Tyler Smith, the attorney for the Sweet Cakes by Melissa owners, said that the couple has not wavered in their desire to appeal the damages order but chose to pay the fine because doing so was in their best interest, Fox News reports.

The gay wedding cake controversy began when the owners of the Oregon bakery met with one of the brides and her mother during a scheduled taste-testing appointment. The Sweet Cakes owners informed the women that they do not provide cakes for same-sex ceremonies. The two brides initiated a legal filing claiming their civil rights had been violated, and the story quickly went viral.
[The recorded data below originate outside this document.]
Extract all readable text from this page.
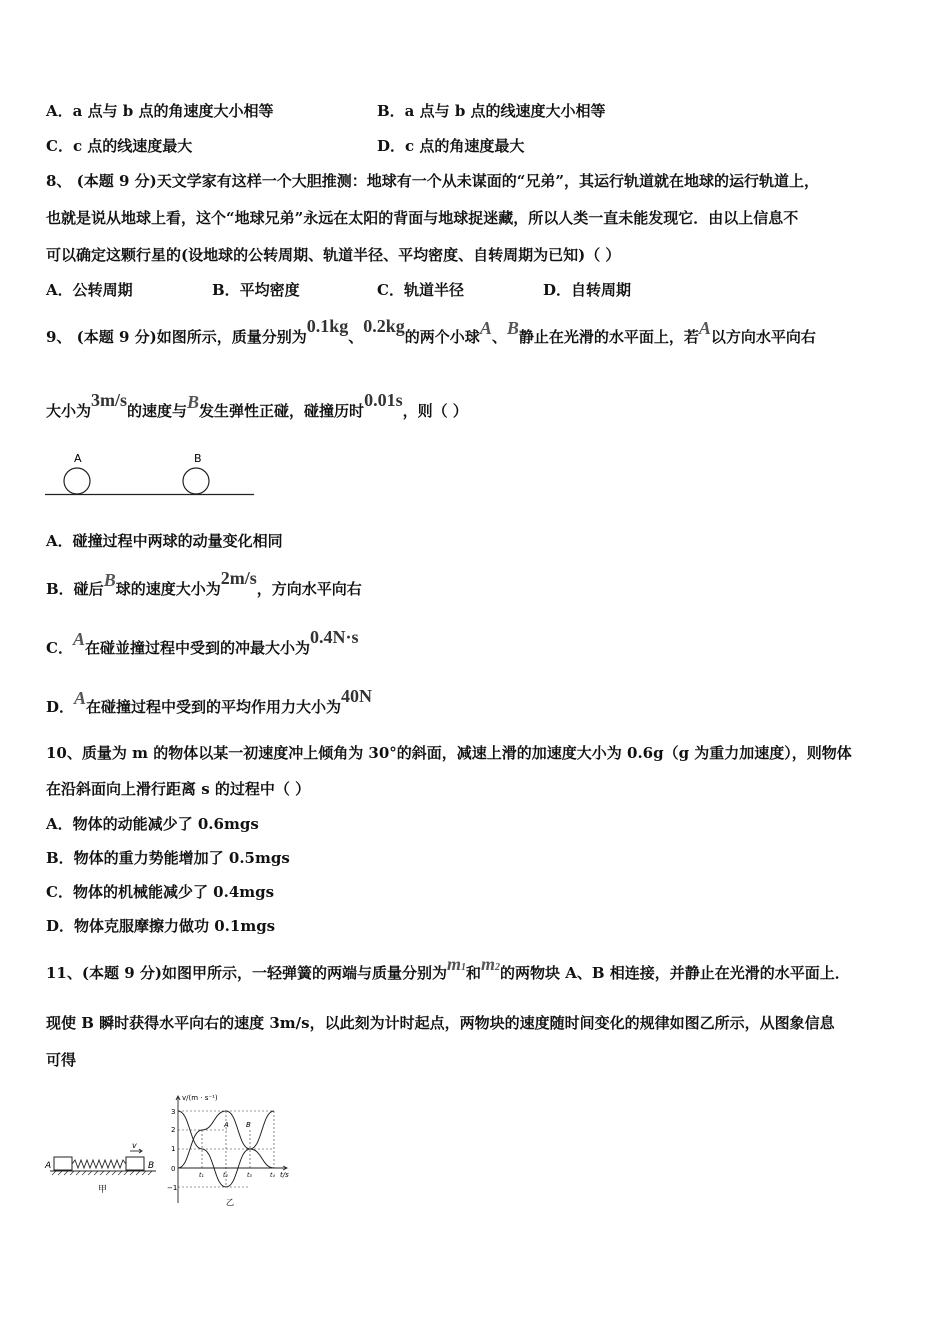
A．a 点与 b 点的角速度大小相等	B．a 点与 b 点的线速度大小相等
C．c 点的线速度最大	D．c 点的角速度最大
8、 (本题 9 分)天文学家有这样一个大胆推测：地球有一个从未谋面的“兄弟”，其运行轨道就在地球的运行轨道上，
也就是说从地球上看，这个“地球兄弟”永远在太阳的背面与地球捉迷藏，所以人类一直未能发现它．由以上信息不
可以确定这颗行星的(设地球的公转周期、轨道半径、平均密度、自转周期为已知)（ ）
A．公转周期	B．平均密度	C．轨道半径	D．自转周期
9、 (本题 9 分)如图所示，质量分别为0.1kg、0.2kg的两个小球A、B静止在光滑的水平面上，若A以方向水平向右
大小为3m/s的速度与B发生弹性正碰，碰撞历时0.01s，则（ ）
A	B
A．碰撞过程中两球的动量变化相同
B．碰后B球的速度大小为2m/s，方向水平向右
C．A在碰並撞过程中受到的冲最大小为0.4N·s
D．A在碰撞过程中受到的平均作用力大小为40N
10、质量为 m 的物体以某一初速度冲上倾角为 30°的斜面，减速上滑的加速度大小为 0.6g（g 为重力加速度），则物体
在沿斜面向上滑行距离 s 的过程中（ ）
A．物体的动能减少了 0.6mgs
B．物体的重力势能增加了 0.5mgs
C．物体的机械能减少了 0.4mgs
D．物体克服摩擦力做功 0.1mgs
11、(本题 9 分)如图甲所示，一轻弹簧的两端与质量分别为m1和m2的两物块 A、B 相连接，并静止在光滑的水平面上．
现使 B 瞬时获得水平向右的速度 3m/s，以此刻为计时起点，两物块的速度随时间变化的规律如图乙所示，从图象信息
可得
A	B
v
甲
v/(m · s⁻¹)
t/s
3
2
1
0
−1
A B
t₁	t₂	t₃	t₄
乙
Voices on both sides of the issue ran hot in news commentary reports and on social media. A GoFundMe page created to help Sweet Cakes pay the massive fine was yanked off the crowdsourcing fundraising website in May. The website operators posted new guidelines stating that campaigns in “defense of formal charges or claims of heinous crimes, violent, hateful, sexual or discriminatory acts” will be removed from the venue, the Washington Post reports.

Fortunately for the bakery owners, they had almost reached their fundraising goal and were allowed to keep the $110,000 in donations that had poured in after their campaign was published on the website. Melissa and Aaron Klein were still able to accept donations from supporters thanks to Samaritan’s Purse president Franklin Graham. The international aid group started a program to accept donations to help “persecuted Christians” in the United States.

The organization also voiced support for other Christians who cited their religious beliefs and faced criminal and civil penalties for refusing to participate in gay weddings. The examples of cases that Samaritan’s Purse deemed Christian persecution include a florist in Washington who refused to provide flowers for a same-sex wedding, a New Mexico photographer who refused to shoot a gay marriage ceremony, and a pizza shop in Indiana that would not cater a gay wedding reception.

What do you think about the damages award issued against Oregon bakery Sweet Cakes by Melissa in the gay wedding discrimination case?